Yapılan güzel şeyler, atılan olumlu adımlar mutluluk veriyor.

Güzelliklerin, yapılanların takdiri ise, kuşkusuz yapanların şevkini artırıyor.

ANFA Genel Müdürlüğü'nün bu hizmeti de alkışı hak ediyor.

Ankara'yı ''güzel Ankara'' tanımlamasının aynası konumuna getirecek her adım alkışlanmalı.

Okudukça keyiflendim…

Tam bitirmiştim ki okumayı, magandaların günlük marifetlerini yansıtan tv haberleri tüm sevincimi aldı götürdü.

Sevgilisinin gırtlağını kesen mi istersiniz, bahçe paylaşımı anlaşmazlığı yüzünden yaşlı adamı darp eden mi?

''Yan baktın'' kurbanları mı, karısını hastanelik edinceye kadar döven gözü dönmüş koca mı?
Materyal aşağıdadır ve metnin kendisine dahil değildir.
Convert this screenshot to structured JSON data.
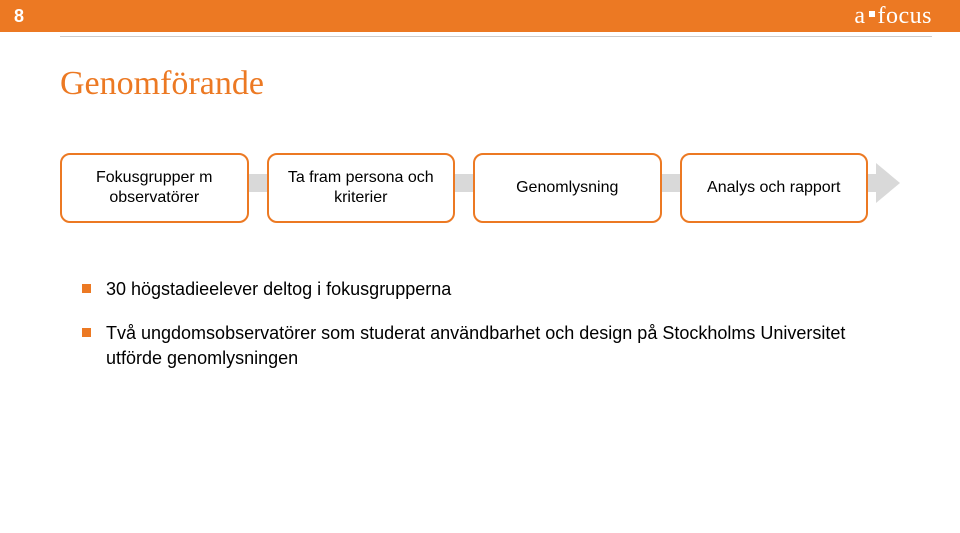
{
  "header": {
    "page_number": "8",
    "logo_prefix": "a",
    "logo_suffix": "focus"
  },
  "title": "Genomförande",
  "flow": {
    "steps": [
      "Fokusgrupper m observatörer",
      "Ta fram persona och kriterier",
      "Genomlysning",
      "Analys och rapport"
    ]
  },
  "bullets": [
    "30 högstadieelever deltog i fokusgrupperna",
    "Två ungdomsobservatörer som studerat användbarhet och design på Stockholms Universitet utförde genomlysningen"
  ]
}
Spikerin ağzından dökülen her cümlede ''Bize neler oluyor'' diye kara kara düşüncelere sürüklenirken, az önce okuduğum haber geldi aklıma;

''Ağaç köklerinden elde edilen malzemelerden yapılan ahşap figürler…''

Keşke tersi de mümkün olabilse diye düşündüm uzun uzun…

Bizim kütükler de yontulabilseler keşke diye geçirdim içimden.

Yontulup da insana dönüşebilseler…

''Acabalar'' zihnimi kemirirken, spikerin okuduğu, kız arkadaşını öldürüp parçalara ayırdığı vücudunu betona gömen cani ile ilgili haberle sıyrıldım düşüncelerden.